Dynamics of plasma streamers in a helium surface micro-discharge array at atmospheric pressure

The dynamic evolution of plasma optical emission from an array of surface micro-discharges has been investigated by optical emission imaging. The array was operated in helium at atmospheric pressure and driven at 2.0 W at a frequency of 30 kHz. The findings indicate that surface charges and external voltage have a significant contribution to the splitting of the plasma streamer, with luminous fronts moving at velocities of 8.3-22.4 km s(-1). The split plasmas induce new discharge events within a single hexagonal cell. Furthemore, we present the case of two co- and counter-propagating streamers generated within one hexagon mesh element. Experimental evidence reveals that the co-propagating streamers merge and produce a new streamer front with enhanced intensity under the combined effects of electrostatic repulsion, gas dynamic interaction and a photolytic process. As the spacing between the counter-propagating streamers decreases, the streamers interact electrically, resulting in a modification of the shape of these streamers as well as a decrease in their velocities and emission intensities.
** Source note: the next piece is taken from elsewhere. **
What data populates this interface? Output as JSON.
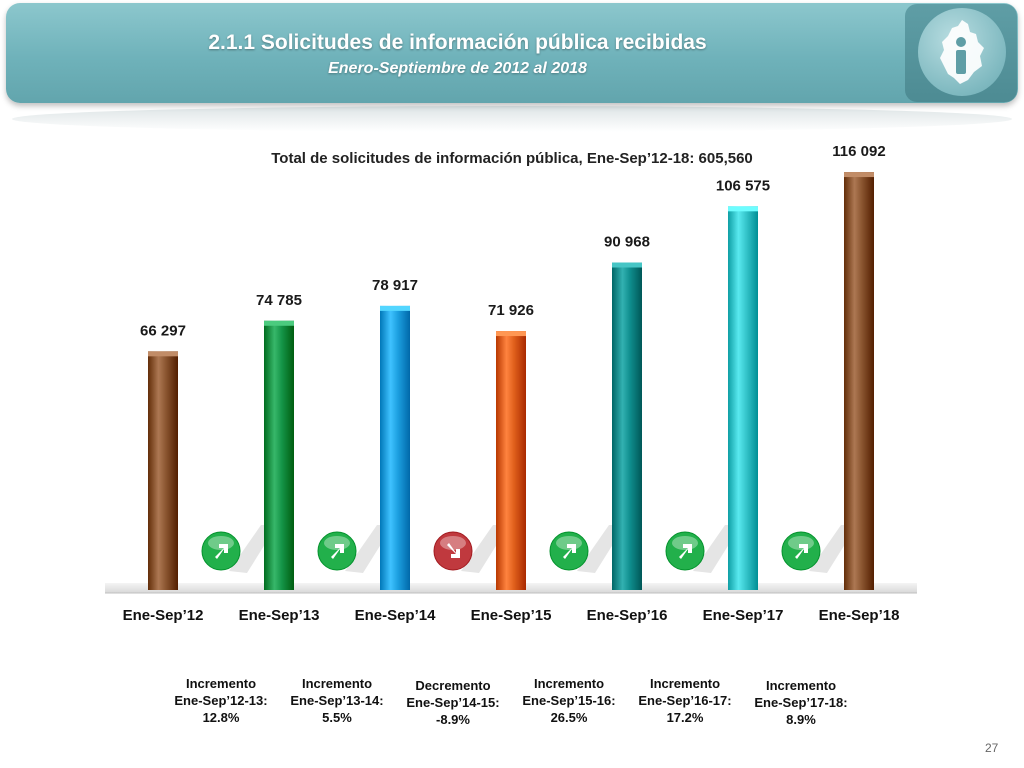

The emergence of secondary streamers is also observed. This behavior is related to surface charges accumulated during a previous half cycle and their redistribution due to the turbulence fluctuations dominated by electrohydrodynamic force. From the propagation of an individual streamer, it is shown that surface charges accumulated in a previous negative half cycle can determine the plasma path to some extent. The ionization wave propagates over the rim electrode with a velocity of about 20 km s(-1), resulting in a distinct discharge channel and a strong interaction between neighboring hexagonal units in an array. The ionization wave leads to the propagation of plasma across the dielectric surface of the array.

Automated summary

The study investigates the dynamic evolution of plasma optical emission from an array of surface micro-discharges, revealing the interaction between co- and counter-propagating streamers resulting in new streamer fronts with altered velocities and intensities. Additionally, the emergence of secondary streamers is attributed to surface charges accumulated during a prior half cycle and turbulence fluctuations dominated by electrohydrodynamic force.